Firm expects the differential to continue for several years, which should bode well for refining margins, profits, and stock prices. Firm thinks the industry long-term outlook is very favorable and investors could benefit from the price volatility. Active investors can maximize returns buying on dips and selling on spikes, while long-term investors should add to their positions on a meaningful pullback."

OK, sounds good and bullish for my friends at FTO VLO SUN etc.

I don't have much of a feel for the afternoon trade so basically sitting it out and waiting for better clues.


The question that I would like to know is, can the markets rally with the SMH making a 52 week low and the MSH and QQQQ acting so poorly?

Are the markets speaking loudly about a rotation to healthcare and other defensive areas?

And what about this fact from David Rosenberg at MER via my friends at Minyanville:

"The Fed funds rate is presently at 5.25%. Meanwhile, the entire yield curve is now trading below the Fed funds rate. - 2-year: 5.17%- 5-year: 5.12%- 10-year: 5.15%- 30-year: 5.19%

According to stats from Merrill's David Rosenberg, this has only happened four times in the past 25 years:- March 2000, August 1998, January 1989, January 1982.

In each instance, the next six months saw a significant rally in bonds, a widening of corporate spreads, an average 6% decline in commodity prices and underperformance by small cap stocks."

Oh, and congrats to President W on the hat trick, Treasury Secretary #3.


The markets open higher with sector outperformers being the airlines, bios, internets, oils and small caps with metals, semis and homies bringing up the rear.

The 10 year Bond is hanging in at the 5.15% area.

Some red flags on the screen are the QQQQ and SMH lagging and the TRIN above 1.00 indicating more volume flowing to losing stocks. On the other hand, GS HHH AMGN OIH all green and generally they lead the markets higher. So kind of a mixed bag but the internals green are probably the signal to buy the dips for now.

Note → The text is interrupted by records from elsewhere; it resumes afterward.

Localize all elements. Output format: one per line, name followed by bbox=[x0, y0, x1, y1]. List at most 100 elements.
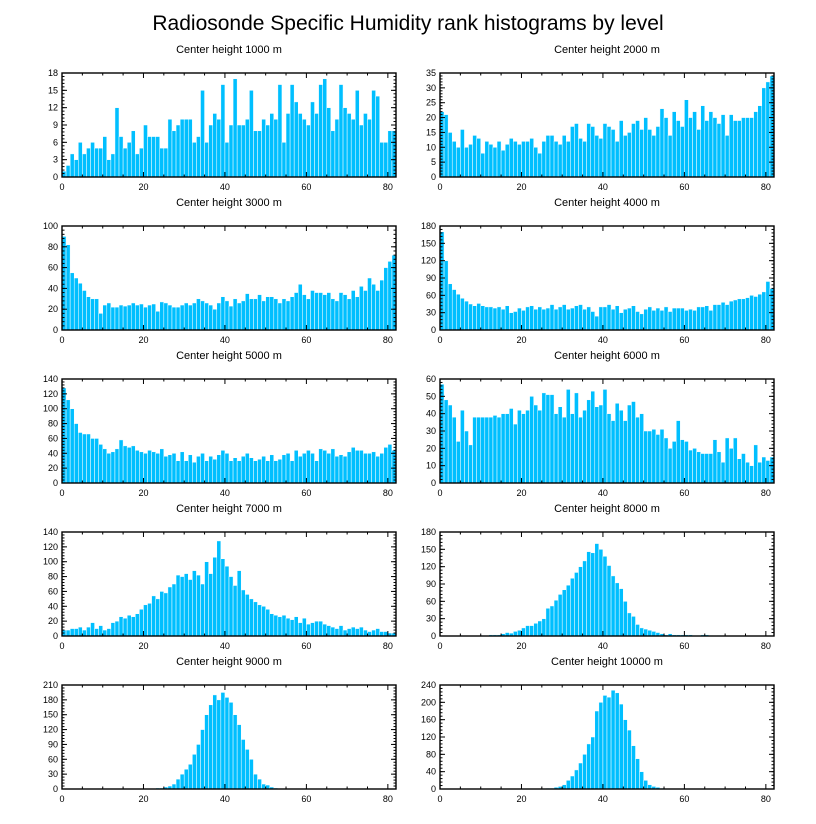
histogram-bar bbox=[277, 458, 283, 484]
panel-title: Center height 7000 m bbox=[176, 503, 282, 515]
histogram-bar bbox=[488, 144, 494, 178]
histogram-bar bbox=[232, 585, 238, 637]
histogram-bar bbox=[216, 302, 222, 331]
histogram-bar bbox=[651, 310, 657, 331]
histogram-bar bbox=[73, 159, 79, 178]
histogram-bar bbox=[326, 625, 332, 637]
histogram-bar bbox=[265, 124, 270, 178]
histogram-bar bbox=[289, 619, 295, 637]
histogram-bar bbox=[696, 129, 701, 178]
y-tick-label: 40 bbox=[426, 767, 436, 777]
histogram-bar bbox=[639, 129, 644, 178]
histogram-bar bbox=[130, 445, 136, 484]
histogram-bar bbox=[700, 306, 706, 331]
histogram-bar bbox=[188, 304, 193, 331]
y-tick-label: 50 bbox=[426, 391, 436, 401]
histogram-bar bbox=[541, 618, 547, 637]
histogram-bar bbox=[346, 628, 352, 637]
y-tick-label: 160 bbox=[421, 715, 436, 725]
histogram-bar bbox=[521, 141, 526, 178]
histogram-bar bbox=[338, 292, 344, 331]
histogram-bar bbox=[240, 589, 246, 637]
y-tick-label: 180 bbox=[421, 527, 436, 537]
y-tick-label: 120 bbox=[43, 389, 58, 399]
histogram-bar bbox=[447, 404, 453, 484]
histogram-bar bbox=[610, 308, 616, 331]
histogram-bar bbox=[696, 306, 701, 331]
histogram-bar bbox=[236, 460, 242, 484]
histogram-bar bbox=[289, 84, 295, 178]
histogram-bar bbox=[655, 307, 661, 331]
histogram-bar bbox=[387, 130, 393, 178]
histogram-bar bbox=[447, 283, 453, 331]
histogram-bar bbox=[69, 153, 75, 178]
histogram-bar bbox=[334, 628, 340, 637]
histogram-panel: Center height 7000 m 0 20 40 60 80 0 20 40 60 80 10… bbox=[43, 503, 397, 651]
histogram-bar bbox=[371, 283, 376, 331]
x-tick-label: 60 bbox=[679, 182, 689, 192]
histogram-bar bbox=[379, 453, 385, 484]
histogram-bar bbox=[240, 739, 246, 790]
y-tick-label: 30 bbox=[426, 308, 436, 318]
histogram-bar bbox=[443, 114, 449, 178]
histogram-bar bbox=[167, 304, 173, 331]
histogram-bar bbox=[167, 454, 173, 484]
histogram-bar bbox=[598, 306, 604, 331]
x-tick-label: 60 bbox=[301, 182, 311, 192]
y-tick-label: 60 bbox=[48, 263, 58, 273]
histogram-bar bbox=[529, 625, 534, 637]
y-tick-label: 0 bbox=[53, 478, 58, 488]
histogram-bar bbox=[590, 390, 596, 484]
histogram-bar bbox=[273, 118, 279, 178]
histogram-bar bbox=[594, 543, 600, 637]
histogram-bar bbox=[623, 420, 628, 484]
histogram-bar bbox=[574, 572, 579, 637]
histogram-bar bbox=[741, 117, 746, 178]
histogram-bar bbox=[602, 695, 608, 790]
histogram-bar bbox=[529, 396, 534, 484]
histogram-bar bbox=[86, 626, 91, 637]
histogram-bar bbox=[175, 306, 181, 331]
histogram-bar bbox=[647, 129, 653, 178]
histogram-bar bbox=[200, 300, 205, 331]
histogram-panel: Center height 4000 m 0 20 40 60 80 0 30 60 90 120 1… bbox=[421, 197, 775, 345]
histogram-bar bbox=[704, 305, 710, 331]
histogram-bar bbox=[708, 310, 714, 331]
histogram-bar bbox=[745, 297, 750, 331]
histogram-bar bbox=[122, 445, 128, 484]
histogram-bar bbox=[635, 311, 640, 331]
histogram-bar bbox=[618, 120, 624, 178]
y-tick-label: 20 bbox=[48, 463, 58, 473]
histogram-bar bbox=[350, 626, 356, 637]
histogram-bar bbox=[614, 692, 620, 790]
histogram-bar bbox=[594, 710, 600, 790]
histogram-bar bbox=[549, 135, 555, 178]
histogram-bar bbox=[488, 416, 494, 484]
histogram-bar bbox=[228, 702, 234, 790]
y-tick-label: 30 bbox=[426, 83, 436, 93]
histogram-bar bbox=[533, 147, 539, 178]
histogram-bar bbox=[663, 306, 669, 331]
plot-frame bbox=[61, 378, 397, 484]
histogram-bar bbox=[257, 294, 262, 331]
histogram-bar bbox=[110, 153, 116, 178]
histogram-bar bbox=[204, 460, 209, 484]
histogram-bar bbox=[696, 451, 701, 484]
x-tick-label: 0 bbox=[59, 641, 64, 651]
histogram-bar bbox=[200, 453, 205, 484]
y-tick-label: 0 bbox=[53, 784, 58, 794]
histogram-bar bbox=[712, 117, 718, 178]
y-tick-label: 100 bbox=[43, 221, 58, 231]
histogram-bar bbox=[330, 130, 336, 178]
histogram-bar bbox=[631, 123, 636, 178]
histogram-bar bbox=[220, 692, 226, 790]
histogram-bar bbox=[553, 141, 559, 178]
histogram-panel: Center height 3000 m 0 20 40 60 80 0 20 40 60 80 10… bbox=[43, 197, 397, 345]
histogram-bar bbox=[602, 306, 608, 331]
histogram-bar bbox=[216, 699, 222, 790]
histogram-bar bbox=[285, 300, 291, 331]
histogram-bar bbox=[94, 147, 99, 178]
x-tick-label: 80 bbox=[383, 335, 393, 345]
histogram-bar bbox=[285, 113, 291, 178]
histogram-bar bbox=[675, 120, 681, 178]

The SP futures are gapping higher this morning +2.5 (9:00 eastern) and we know that Monday gap fills are less probable than other days. My take for now is to buy a gap fill assuming the internals and financials confirm market strength as it appears that Friday's weak job, high inflation report is quickly in the rear view mirror.

I am also looking to take a short term trade (scale basis) on the IBB with a stop under the recent lows.



A brief history of the SPX on a longer term basis shows (daily) the moving averages of the 50 day crossed the 200 day lower in November of 2000 , recrossed higher in May of 2003 and has been in bullish mode since (50 over 200) except for a short period in the fall of 2004.

The longer term dailyand weekly charts of the SPX also continue to look bullish as one can draw a trend line at the upper channel and the lower channel and still find higher highs and higher lows. Not sure how long it will last but for now it is continues.